Someone is taking proactive but narrow measures to ensure that the technological capacity to build nuclear weapons does not exist in Iran and to ensure that nuclear scientists who might be inclined to work for the regime think twice—or at least pay up their life insurance.
There is the usual gnashing of teeth by those who want to blame the Mossad or the CIA. Even without knowing who did it, the real questions are, “Would it be preferable for Israel or the U.S. to fly bombers to Iran and crater Isfahan and its civilian population?” They could and we could, but it wouldn’t be nice. “Would it be preferable for the West to starve Iran into submission through severe sanctions?” We could, but it wouldn’t be pretty. “Would it be better to allow Iran to have nuclear weapons capability?

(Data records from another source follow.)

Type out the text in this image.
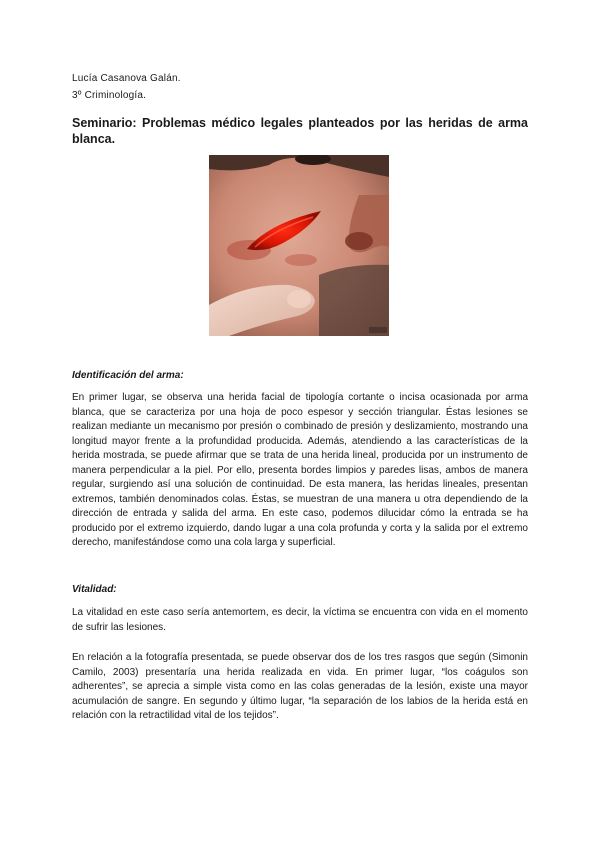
Lucía Casanova Galán.
3º Criminología.
Seminario: Problemas médico legales planteados por las heridas de arma blanca.
Identificación del arma:
En primer lugar, se observa una herida facial de tipología cortante o incisa ocasionada por arma blanca, que se caracteriza por una hoja de poco espesor y sección triangular. Éstas lesiones se realizan mediante un mecanismo por presión o combinado de presión y deslizamiento, mostrando una longitud mayor frente a la profundidad producida. Además, atendiendo a las características de la herida mostrada, se puede afirmar que se trata de una herida lineal, producida por un instrumento de manera perpendicular a la piel. Por ello, presenta bordes limpios y paredes lisas, ambos de manera regular, surgiendo así una solución de continuidad. De esta manera, las heridas lineales, presentan extremos, también denominados colas. Éstas, se muestran de una manera u otra dependiendo de la dirección de entrada y salida del arma. En este caso, podemos dilucidar cómo la entrada se ha producido por el extremo izquierdo, dando lugar a una cola profunda y corta y la salida por el extremo derecho, manifestándose como una cola larga y superficial.
Vitalidad:
La vitalidad en este caso sería antemortem, es decir, la víctima se encuentra con vida en el momento de sufrir las lesiones.
En relación a la fotografía presentada, se puede observar dos de los tres rasgos que según (Simonin Camilo, 2003) presentaría una herida realizada en vida. En primer lugar, “los coágulos son adherentes”, se aprecia a simple vista como en las colas generadas de la lesión, existe una mayor acumulación de sangre. En segundo y último lugar, “la separación de los labios de la herida está en relación con la retractilidad vital de los tejidos”.
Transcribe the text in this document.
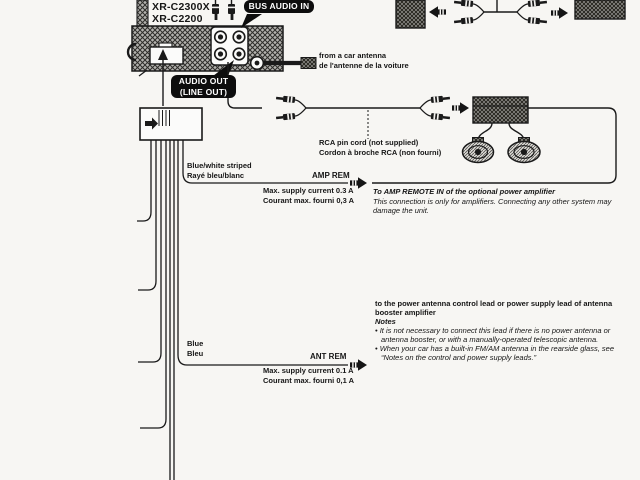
XR-C2300X
XR-C2200
BUS AUDIO IN
AUDIO OUT
(LINE OUT)
from a car antenna
de l'antenne de la voiture
RCA pin cord (not supplied)
Cordon à broche RCA (non fourni)
Blue/white striped
Rayé bleu/blanc	AMP REM
Max. supply current 0.3 A
Courant max. fourni 0,3 A
To AMP REMOTE IN of the optional power amplifier
This connection is only for amplifiers. Connecting any other system may
damage the unit.
to the power antenna control lead or power supply lead of antenna
booster amplifier
Notes
• It is not necessary to connect this lead if there is no power antenna or
antenna booster, or with a manually-operated telescopic antenna.
• When your car has a built-in FM/AM antenna in the rearside glass, see
“Notes on the control and power supply leads.”
Blue
Bleu	ANT REM
Max. supply current 0.1 A
Courant max. fourni 0,1 A
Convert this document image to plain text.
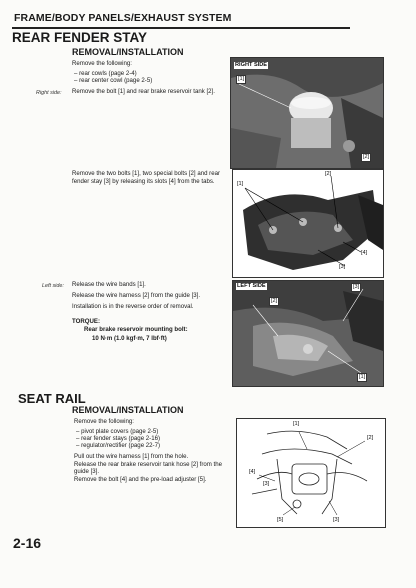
FRAME/BODY PANELS/EXHAUST SYSTEM
REAR FENDER STAY
REMOVAL/INSTALLATION
Remove the following:
– rear cowls (page 2-4)
– rear center cowl (page 2-5)
Right side: Remove the bolt [1] and rear brake reservoir tank [2].
Remove the two bolts [1], two special bolts [2] and rear
fender stay [3] by releasing its slots [4] from the tabs.
Left side: Release the wire bands [1].
Release the wire harness [2] from the guide [3].
Installation is in the reverse order of removal.
TORQUE:
Rear brake reservoir mounting bolt:
10 N·m (1.0 kgf·m, 7 lbf·ft)
RIGHT SIDE
[1]
[2]
[1]
[2]
[3]
[4]
LEFT SIDE
[2]
[3]
[1]
SEAT RAIL
REMOVAL/INSTALLATION
Remove the following:
– pivot plate covers (page 2-5)
– rear fender stays (page 2-16)
– regulator/rectifier (page 22-7)
Pull out the wire harness [1] from the hole.
Release the rear brake reservoir tank hose [2] from the
guide [3].
Remove the bolt [4] and the pre-load adjuster [5].
[1]
[2]
[4]
[3]
[5]	[3]
2-16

What would that mean to Israel, the West and the Sunni majority Middle East?”
Neither the U.S. nor Israel is perfect in eliminating collateral damage—and each “collateral” is a person who should not have died. Civilians have been killed in Pakistan and Gaza, and a pedestrian was killed in the explosion that killed Ahmadi-Roshan, so the job wasn’t quite targeted enough. Therein lies the difference between the good guy and the bad guys in the broadest sense—for the good guys, civilian casualties are the subject of regret; for the bad guys, they are the object of the exercise.
The world is better off with fewer Iranian nuclear scientists.